New Jersey Governor Chris Christie made headlines across the nation when he decided unilaterally to cancel a Hudson River rail transit tunnel to Manhattan after estimated costs ballooned from $8.7 billion to $14 billion. Wendell Cox has a useful summary of the main issues over at NewGeography.com and a spirited defence of Governor Christie's decision; it's short and well worth a read.
Nevertheless, a potenial resolution to the cost concerns may be addressed if the tunnel is proposed as part of a long-term concession to a private firm through a public-private partnership. These projects are common outside the US (I discuss them in my books Mobility First and The Road More Traveled as well as on the Reason Foundation web site), and they have substantial benefits if structured properly.

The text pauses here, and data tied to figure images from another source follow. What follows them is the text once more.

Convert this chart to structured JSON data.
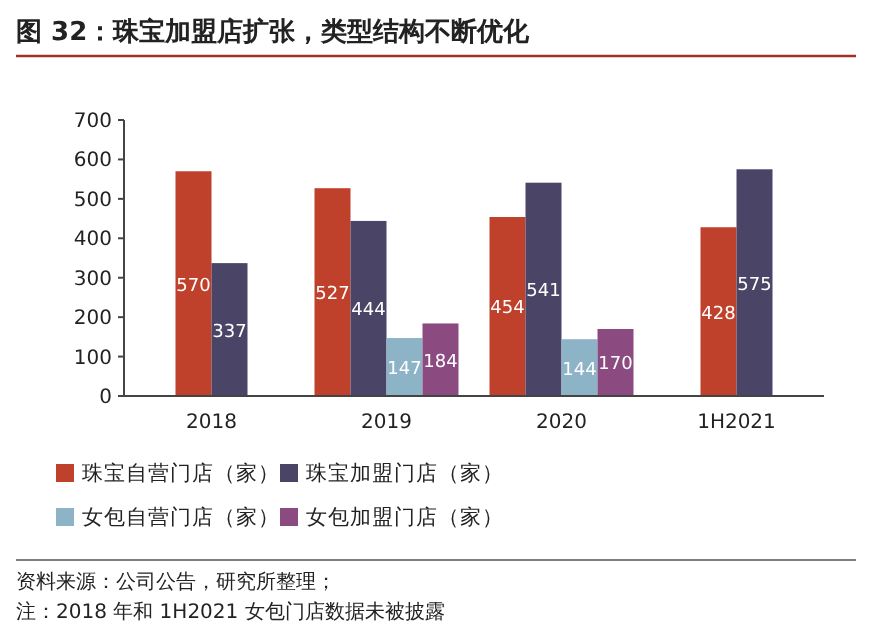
{
  "chart_data": {
    "type": "bar",
    "title": "图 32：珠宝加盟店扩张，类型结构不断优化",
    "categories": [
      "2018",
      "2019",
      "2020",
      "1H2021"
    ],
    "series": [
      {
        "name": "珠宝自营门店（家）",
        "color": "#c0412b",
        "values": [
          570,
          527,
          454,
          428
        ]
      },
      {
        "name": "珠宝加盟门店（家）",
        "color": "#4a4566",
        "values": [
          337,
          444,
          541,
          575
        ]
      },
      {
        "name": "女包自营门店（家）",
        "color": "#8cb3c6",
        "values": [
          null,
          147,
          144,
          null
        ]
      },
      {
        "name": "女包加盟门店（家）",
        "color": "#8b4a80",
        "values": [
          null,
          184,
          170,
          null
        ]
      }
    ],
    "ylim": [
      0,
      700
    ],
    "yticks": [
      0,
      100,
      200,
      300,
      400,
      500,
      600,
      700
    ],
    "data_labels": true,
    "legend": "bottom",
    "grid": false,
    "annotations": [
      "资料来源：公司公告，研究所整理；",
      "注：2018 年和 1H2021 女包门店数据未被披露"
    ]
  }
}
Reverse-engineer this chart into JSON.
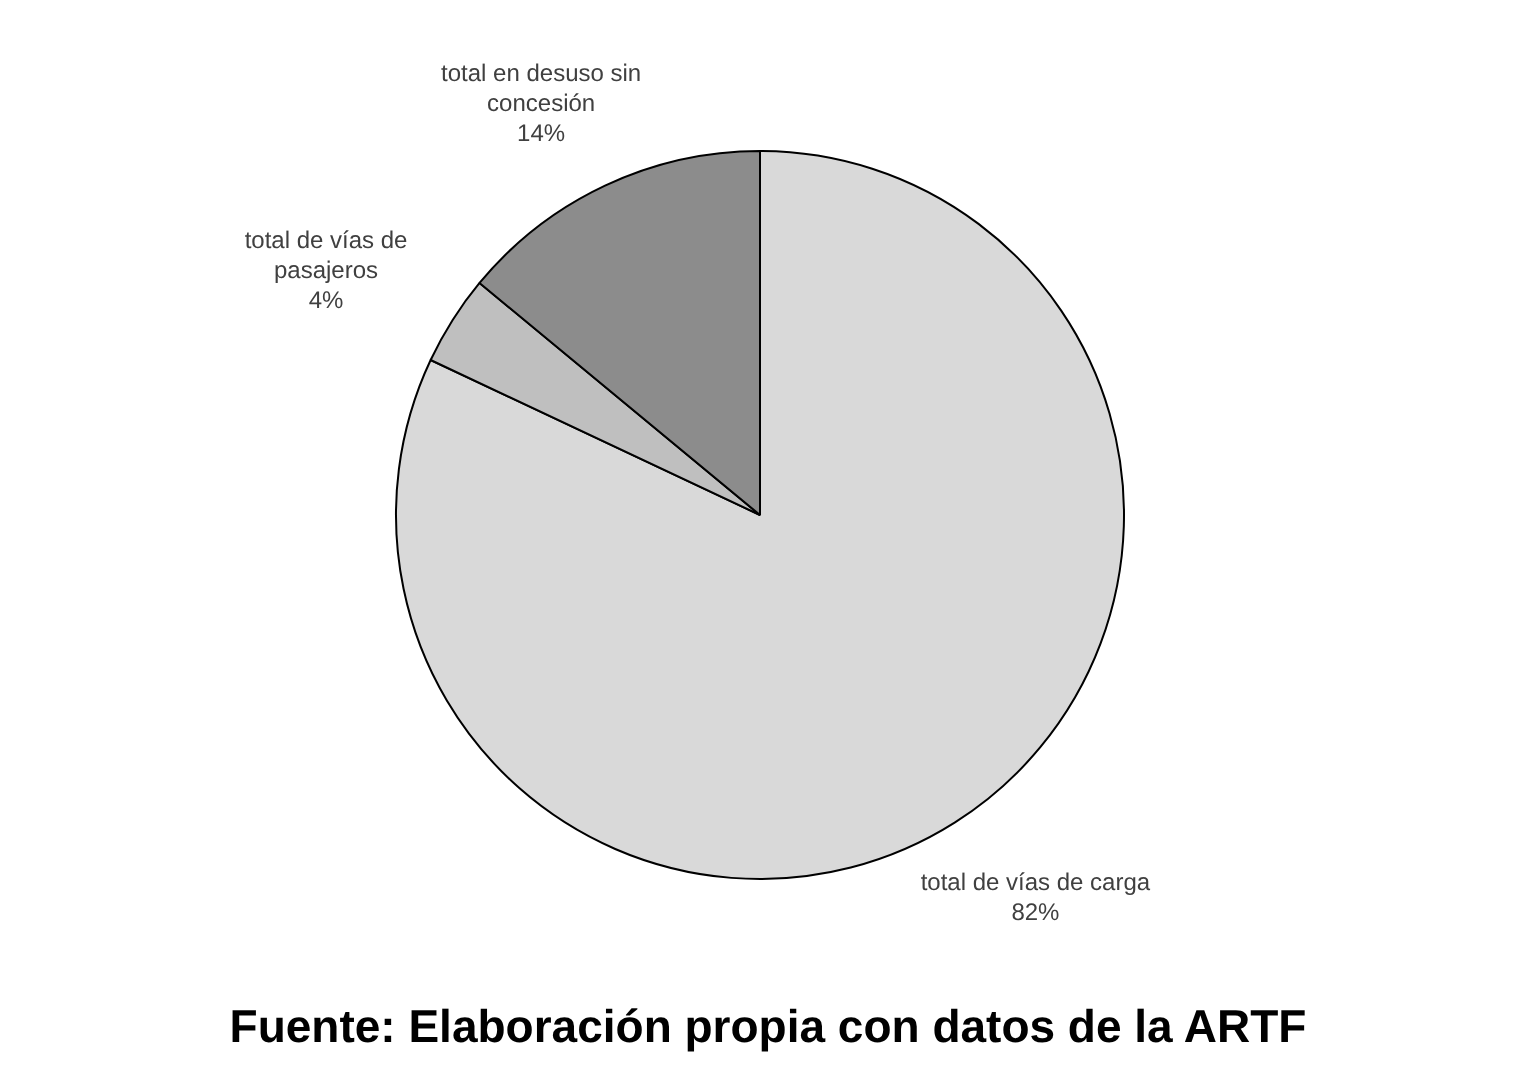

The key is to capture the private-sector expertise in building and managing these facilities while minimizing the potential risk to taxpayers. New Jersey and New York, working with the U.S. Department of Transportation, should invite bids from private companies to build the tunnel. The state and federal governmens (perhaps through the Port Authority) would guarantee a steady revenue stream through what are called "availability" payments based on the best bid from the private sector. This would lock-in public sector revenue streams while shifting the risk for cost overruns to the private sector.
A variety of ways exist to structre this kind of a public-private parternship and details can be found at the National Council for Public Private Partnerships web site (including an summary of financing and construction arrangements).